Budapest, Hungary, 1974
Budapest, Hungary, 1974
Denes Farkas lives and works in Tallin, Estonia. Dénes Farkas arrived in Estonia seventeen years ago, where he studied Printmaking at the Estonian Academy of Arts (2001), and there continued his studies, receiving a Masters in Media Arts and Photography in 2003. He has worked as Associate Photography Professor at the Estonian Academy of Arts and as Programme Manager at the Hungarian Institute in Tallinn, Estonia. He has twice received the Annual Prize of the Estonian Cultural Endowments Foundation for Fine and Applied Arts (2010-2013). His works feature in the collection of the Art Museum of Estonia, Hungarian National Gallery, Leal Rios Foundation Lisbon, as well as in private collections internationally, in Europe, Asia, USA and Columbia.

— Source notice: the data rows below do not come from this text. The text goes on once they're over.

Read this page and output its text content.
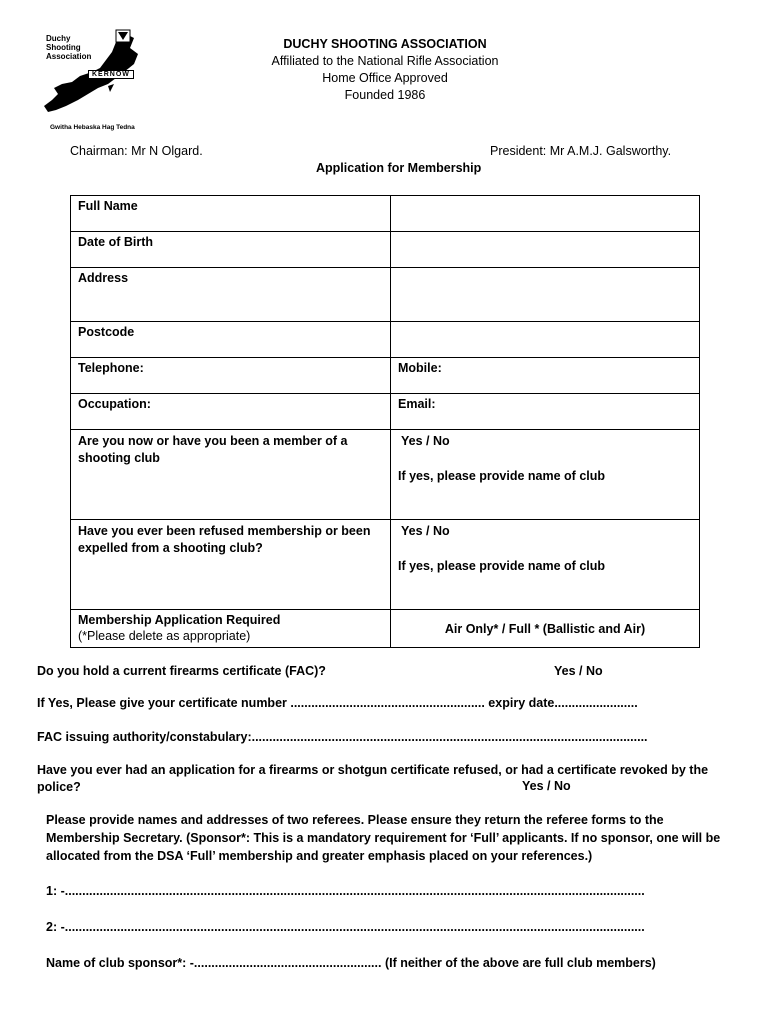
Duchy
Shooting
Association
KERNOW
Gwitha Hebaska Hag Tedna
DUCHY SHOOTING ASSOCIATION
Affiliated to the National Rifle Association
Home Office Approved
Founded 1986
Chairman: Mr N Olgard.	President: Mr A.M.J. Galsworthy.
Application for Membership
Full Name	
Date of Birth	
Address	
Postcode	
Telephone:	Mobile:
Occupation:	Email:
Are you now or have you been a member of a shooting club	Yes / No
If yes, please provide name of club

Have you ever been refused membership or been expelled from a shooting club?	Yes / No
If yes, please provide name of club

Membership Application Required
(*Please delete as appropriate)	Air Only* / Full * (Ballistic and Air)
Do you hold a current firearms certificate (FAC)?	Yes / No
If Yes, Please give your certificate number ........................................................ expiry date........................
FAC issuing authority/constabulary:..................................................................................................................
Have you ever had an application for a firearms or shotgun certificate refused, or had a certificate revoked by the police?	Yes / No
Please provide names and addresses of two referees. Please ensure they return the referee forms to the Membership Secretary. (Sponsor*: This is a mandatory requirement for ‘Full’ applicants. If no sponsor, one will be allocated from the DSA ‘Full’ membership and greater emphasis placed on your references.)
1: -.......................................................................................................................................................................
2: -.......................................................................................................................................................................
Name of club sponsor*: -...................................................... (If neither of the above are full club members)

He has exhibited extensively in Estonia and across Europe. In 2017, the work “How-to-calm-yourself-after-seeing-a-dead-body Techniques” curated by Ingrid Ruudi, was exhibited in the Contemporary Art Museum of Estonia (EKKM). In 2015 with the work “Some Sorts of Silences” he took part in 7th Turku Biennial in Finland, curated by Milla-Kariina Oja. In 2014, the project Evident in Advance, was exhibited in the Kumu Art Museum in Tallinn (Estonia). In 2013, he was the Estonian representative at the 55th Venice Biennale, with his work “Evident in Advance”, curated by Adam Budak.
His works draw from the tradition of conceptualism. His handling of material, his use of analogue technology and retro aesthetic – in the digital age – leaves a soft, nostalgic impression. The artist’s use of Laconic and pictorial language refers to a Minimalist tradition. Farkas is an artist that willingly embraces potential failure as an essential part of the communicative process, and thus, whose playful attitude towards the fragile and uncertain processes of language, communication and understanding, is both tentative and fearless. His works explore the limits, loops and elusiveness of language, the im/possibilities of translation and the logic of infinite re-translations.